MW: I do a lot of running for exercise, so I like to think I keep my cardio up so I can outrun a zombie should I need to, but my aim isn’t that great, so I’d probably do better against a shambling zombie. As far as movies and TV go, I like my zombies to fall somewhere in the middle. Too superhuman and it’s too unrealistic, too slow and it’s too easy. I really like how AMC’s The Walking Dead utilizes their zombies; they use a happy medium as far as zombies and motor function goes.
BD: With Halloween just around the corner, do you have any costume suggestions for our readers? How about yourself - any favorite costumes from past Halloweens?

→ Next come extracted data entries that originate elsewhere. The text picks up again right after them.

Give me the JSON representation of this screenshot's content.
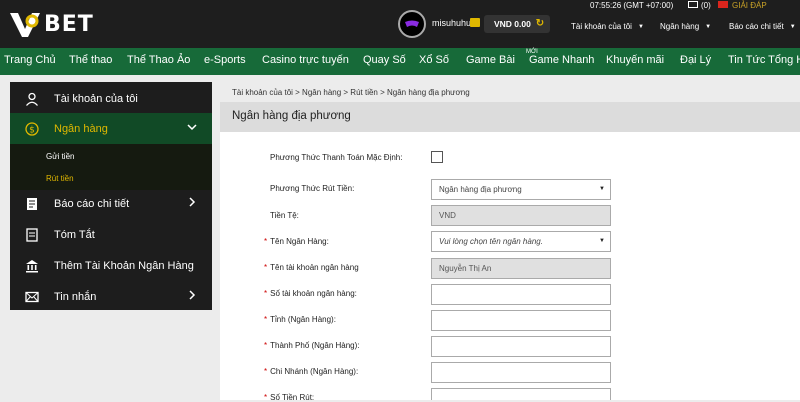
{
  "header": {
    "logo_text": "BET",
    "username": "misuhuhu",
    "balance": "VND 0.00",
    "time": "07:55:26 (GMT +07:00)",
    "mail_count": "(0)",
    "support": "GIẢI ĐÁP",
    "menus": [
      "Tài khoản của tôi",
      "Ngân hàng",
      "Báo cáo chi tiết"
    ]
  },
  "nav": {
    "items": [
      "Trang Chủ",
      "Thể thao",
      "Thể Thao Ảo",
      "e-Sports",
      "Casino trực tuyến",
      "Quay Số",
      "Xổ Số",
      "Game Bài",
      "Game Nhanh",
      "Khuyến mãi",
      "Đại Lý",
      "Tin Tức Tổng Hợ"
    ],
    "badge": "MỚI"
  },
  "sidebar": {
    "items": [
      {
        "label": "Tài khoản của tôi",
        "icon": "user-icon"
      },
      {
        "label": "Ngân hàng",
        "icon": "dollar-icon"
      },
      {
        "label": "Báo cáo chi tiết",
        "icon": "report-icon"
      },
      {
        "label": "Tóm Tắt",
        "icon": "summary-icon"
      },
      {
        "label": "Thêm Tài Khoản Ngân Hàng",
        "icon": "bank-icon"
      },
      {
        "label": "Tin nhắn",
        "icon": "message-icon"
      }
    ],
    "sub_items": [
      "Gửi tiền",
      "Rút tiền"
    ]
  },
  "breadcrumb": "Tài khoản của tôi > Ngân hàng > Rút tiền > Ngân hàng địa phương",
  "page_title": "Ngân hàng địa phương",
  "form": {
    "default_method_label": "Phương Thức Thanh Toán Mặc Định:",
    "withdraw_method_label": "Phương Thức Rút Tiền:",
    "withdraw_method_value": "Ngân hàng địa phương",
    "currency_label": "Tiền Tệ:",
    "currency_value": "VND",
    "bank_name_label": "Tên Ngân Hàng:",
    "bank_name_placeholder": "Vui lòng chọn tên ngân hàng.",
    "account_name_label": "Tên tài khoản ngân hàng",
    "account_name_value": "Nguyễn Thị An",
    "account_number_label": "Số tài khoản ngân hàng:",
    "province_label": "Tỉnh (Ngân Hàng):",
    "city_label": "Thành Phố (Ngân Hàng):",
    "branch_label": "Chi Nhánh (Ngân Hàng):",
    "amount_label": "Số Tiền Rút:",
    "required_mark": "*"
  },
  "colors": {
    "nav_green": "#176a39",
    "accent_gold": "#e0b800",
    "header_dark": "#1e1e1e"
  }
}
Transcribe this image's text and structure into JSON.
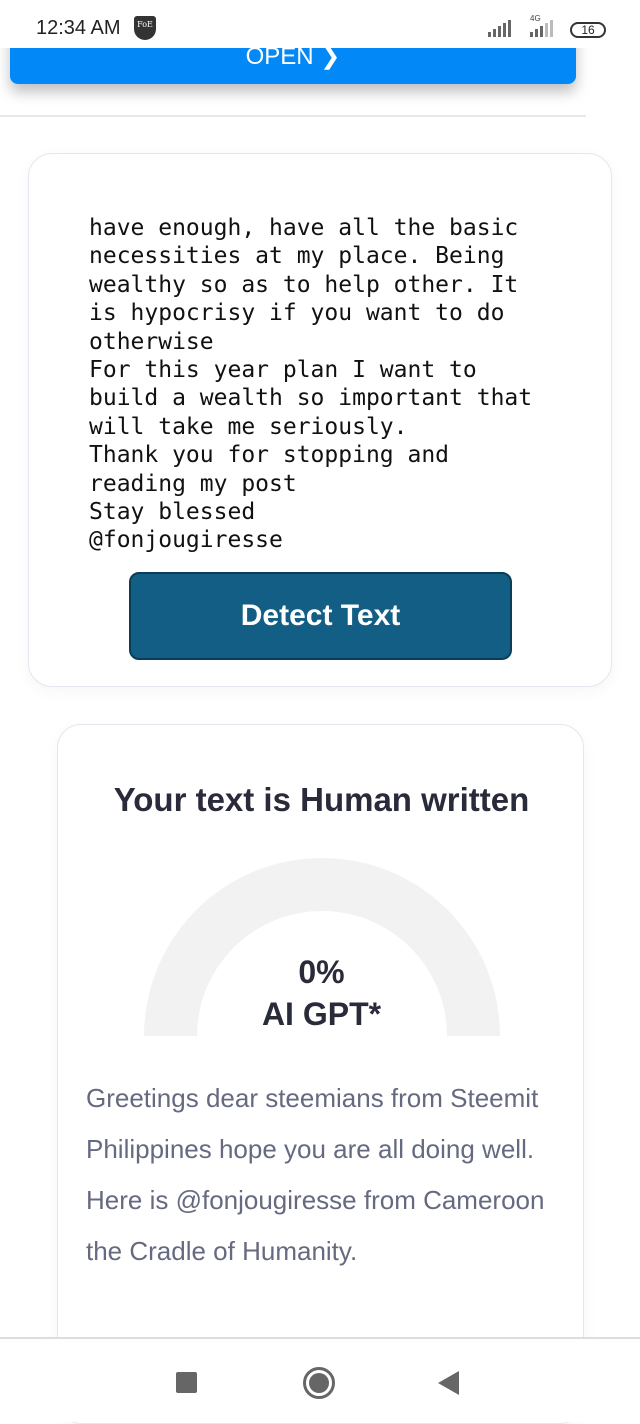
{
  "status_bar": {
    "time": "12:34 AM",
    "app_badge": "FoE",
    "network": "4G",
    "battery": "16"
  },
  "top_button": {
    "label": "OPEN ❯"
  },
  "input_card": {
    "text": "have enough, have all the basic\nnecessities at my place. Being\nwealthy so as to help other. It\nis hypocrisy if you want to do\notherwise\nFor this year plan I want to\nbuild a wealth so important that\nwill take me seriously.\nThank you for stopping and\nreading my post\nStay blessed\n@fonjougiresse",
    "detect_label": "Detect Text"
  },
  "result_card": {
    "title": "Your text is Human written",
    "ai_percent": "0%",
    "ai_label": "AI GPT*",
    "ai_fraction": 0,
    "gauge_color": "#f2f2f2",
    "summary": "Greetings dear steemians from Steemit Philippines hope you are all doing well. Here is @fonjougiresse from Cameroon the Cradle of Humanity."
  },
  "colors": {
    "accent": "#0288f7",
    "detect_button": "#135e84"
  }
}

MW: If I dress up at all, I end up taking costumes to an extreme where I want it to be period/character accurate, so I have been known to spend a lot of time and money on costumes. Now, I just want to be comfortable, and if I go to a party, I usually put something together out of clothes from my closet. My favorite costume is actually one I helped my sister with; I turned her into a dead Little Red Riding Hood, but still kinda pretty. 'Cause as girls, we still ultimately want to be pretty on Halloween.
BD: Do you have any dream jobs or projects that you are dying to get a chance to work on?
MW: I’d die for a chance to work with Rick Baker! Even just making coffee runs. I’d drop everything I was doing for a chance to work with that man! I’d also love to be a part of a Tim Burton project. I love his style and the creative team he has. They really do great things with color and texture. Also period dramas.
BD: Creative types usually have great taste! Once our readers finish applying their zombie makeup, what Halloween entertainment would you recommend? Are there any favorite Halloween movies, activities, or traditions that you would care to share?
MW: There’s always Santa Monica Blvd. in WeHo to show off all your hard work on Halloween! As far as for me, for the last 8 years or so, some friends and I get together every Friday night for Scary Movie Night starting around mid-September and watch all manner of scary or monster movies, and the last Friday before Halloween is always a vampire movie. Not a glamorous party, I know, but after doing makeup all day, everyday, the last thing I want to do is my own, ya know?